Dari 2013 dan 2015, kata dia, antusiasme public sudah bagus dan mulai membaik. Ia percaya publik Indonesia pada dasarnya apresiatif, dan haus akan kegiatan seni budaya. “Hanya saja, kadang seringnya dari kalangan seni mengelitkan diri, atau tidak punya cukup dana untuk menjangkau lebih jauh,” ujarnya.
“Saya setuju dengan adanya pendidikan seni sejak dini, jadi apresiasi bisa bertumbuh, tidak hanya dini, tapi terus-menerus, khususnya masa remaja," -Ade Darmawan, Direktur Eksekutif Jakarta Biennale 2017 |
Namun, tidak hanya itu. Apresiasi seni di masyarakat juga dapat dikatakan rendah. Ini terkait dengan minimnya pemberian pengetahuan atau pendidikan seni sejak dini.
Salah satu sasaran penting, kata Ade, adalah masa remaja, karena di masa itulah pendidikan seni terputus. Dari kecil, anak-anak Indonesia sudah diajarkan menari, menggambar dan aktivitas seni lainnya, akan tetapi ketika remaja malah kosong. “Padahal, masa remaja itulah masa penting, dan mestinya ada program yang mengisi kekosongan itu,” ujarnya.

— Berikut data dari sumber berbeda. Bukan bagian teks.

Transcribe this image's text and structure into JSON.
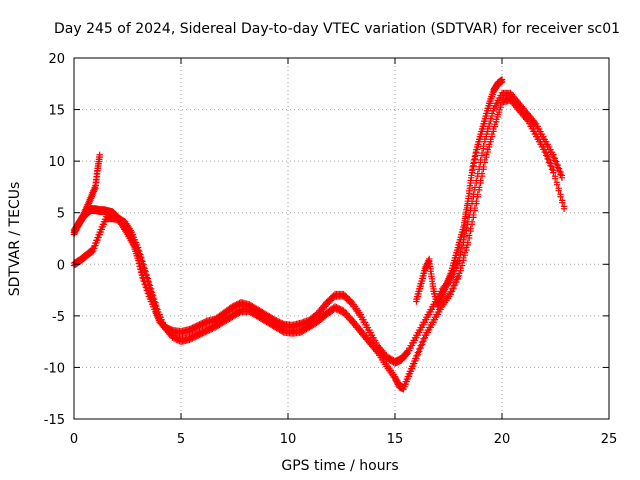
{
  "chart_data": {
    "type": "scatter",
    "title": "Day 245 of 2024, Sidereal Day-to-day VTEC variation (SDTVAR) for receiver sc01",
    "xlabel": "GPS time / hours",
    "ylabel": "SDTVAR / TECUs",
    "xlim": [
      0,
      25
    ],
    "ylim": [
      -15,
      20
    ],
    "xticks": [
      0,
      5,
      10,
      15,
      20,
      25
    ],
    "yticks": [
      -15,
      -10,
      -5,
      0,
      5,
      10,
      15,
      20
    ],
    "xtick_labels": [
      "0",
      "5",
      "10",
      "15",
      "20",
      "25"
    ],
    "ytick_labels": [
      "-15",
      "-10",
      "-5",
      "0",
      "5",
      "10",
      "15",
      "20"
    ],
    "grid": true,
    "marker": "+",
    "color": "#ff0000",
    "series": [
      {
        "name": "trace-main-upper",
        "x": [
          0.0,
          0.2,
          0.4,
          0.6,
          0.8,
          1.0,
          1.2,
          1.4,
          1.6,
          1.8,
          2.0,
          2.2,
          2.5,
          2.8,
          3.0,
          3.2,
          3.5,
          3.8,
          4.0,
          4.3,
          4.6,
          5.0,
          5.4,
          5.8,
          6.2,
          6.6,
          7.0,
          7.4,
          7.8,
          8.2,
          8.6,
          9.0,
          9.4,
          9.8,
          10.2,
          10.6,
          11.0,
          11.4,
          11.8,
          12.2,
          12.6,
          13.0,
          13.4,
          13.8,
          14.2,
          14.6,
          15.0,
          15.3,
          15.6,
          16.0,
          16.4,
          16.8,
          17.2,
          17.6,
          18.0,
          18.4,
          18.8,
          19.2,
          19.6,
          20.0,
          20.4,
          20.8,
          21.2,
          21.6,
          22.0,
          22.4,
          22.8
        ],
        "y": [
          3.0,
          3.8,
          4.5,
          5.0,
          5.3,
          5.3,
          5.2,
          5.2,
          5.1,
          5.0,
          4.6,
          4.0,
          3.0,
          1.8,
          0.5,
          -1.2,
          -3.0,
          -4.5,
          -5.5,
          -6.2,
          -6.5,
          -6.6,
          -6.4,
          -6.0,
          -5.6,
          -5.4,
          -4.8,
          -4.2,
          -3.8,
          -4.0,
          -4.5,
          -5.0,
          -5.5,
          -5.9,
          -6.0,
          -5.8,
          -5.5,
          -4.8,
          -3.8,
          -3.0,
          -3.0,
          -3.8,
          -5.0,
          -6.5,
          -8.0,
          -9.0,
          -9.5,
          -9.2,
          -8.5,
          -7.0,
          -5.5,
          -4.0,
          -2.5,
          -1.5,
          0.5,
          4.0,
          8.0,
          12.0,
          15.0,
          16.5,
          16.5,
          15.5,
          14.5,
          13.5,
          12.0,
          10.5,
          8.5
        ]
      },
      {
        "name": "trace-main-lower",
        "x": [
          0.0,
          0.3,
          0.6,
          0.9,
          1.2,
          1.5,
          1.8,
          2.1,
          2.4,
          2.7,
          3.0,
          3.3,
          3.6,
          3.9,
          4.2,
          4.6,
          5.0,
          5.4,
          5.8,
          6.2,
          6.6,
          7.0,
          7.4,
          7.8,
          8.2,
          8.6,
          9.0,
          9.4,
          9.8,
          10.2,
          10.6,
          11.0,
          11.4,
          11.8,
          12.2,
          12.6,
          13.0,
          13.4,
          13.8,
          14.2,
          14.6,
          15.0,
          15.2,
          15.4,
          15.7,
          16.0,
          16.4,
          16.8,
          17.2,
          17.6,
          18.0,
          18.4,
          18.8,
          19.2,
          19.6,
          20.0,
          20.4,
          20.8,
          21.2,
          21.6,
          22.0,
          22.4,
          22.9
        ],
        "y": [
          0.0,
          0.4,
          0.9,
          1.4,
          3.0,
          4.5,
          4.5,
          4.4,
          4.0,
          3.0,
          1.5,
          -0.5,
          -2.5,
          -4.5,
          -6.0,
          -7.0,
          -7.4,
          -7.2,
          -6.8,
          -6.4,
          -6.0,
          -5.5,
          -5.0,
          -4.5,
          -4.5,
          -5.0,
          -5.5,
          -6.0,
          -6.5,
          -6.6,
          -6.5,
          -6.0,
          -5.5,
          -4.8,
          -4.2,
          -4.6,
          -5.5,
          -6.5,
          -7.5,
          -8.5,
          -9.8,
          -11.0,
          -11.8,
          -12.0,
          -10.5,
          -9.0,
          -7.0,
          -5.5,
          -4.0,
          -2.8,
          -1.0,
          2.0,
          6.0,
          10.0,
          13.0,
          15.8,
          16.0,
          15.0,
          14.0,
          12.5,
          11.0,
          9.0,
          5.5
        ]
      },
      {
        "name": "trace-short-early",
        "x": [
          0.0,
          0.2,
          0.4,
          0.6,
          0.8,
          1.0,
          1.1,
          1.2
        ],
        "y": [
          3.2,
          3.9,
          4.6,
          5.5,
          6.5,
          7.5,
          9.2,
          10.5
        ]
      },
      {
        "name": "trace-short-late",
        "x": [
          16.0,
          16.2,
          16.4,
          16.6,
          16.8,
          17.0,
          17.2,
          17.4,
          17.6,
          17.8,
          18.0,
          18.2,
          18.4,
          18.6,
          18.8,
          19.0,
          19.2,
          19.4,
          19.6,
          19.8,
          20.0
        ],
        "y": [
          -3.5,
          -2.0,
          -0.5,
          0.4,
          -2.5,
          -4.0,
          -3.0,
          -2.0,
          -1.0,
          0.5,
          2.0,
          3.5,
          6.0,
          9.0,
          11.0,
          12.5,
          14.0,
          15.5,
          16.8,
          17.5,
          17.8
        ]
      }
    ]
  }
}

Dengan mengisi kekosongan pengetahuan seni di masa remaja, sekaligus akan mengurangi budaya konsumtif yang menjalar, terutama bagi yang tinggal di kota besar.
“Pertarungannya ada di situ, karena pada masa remaja sudah mulai punya uang dan konsumtif, jika diarahkan ke seni akan lebih baik,” tambah dia.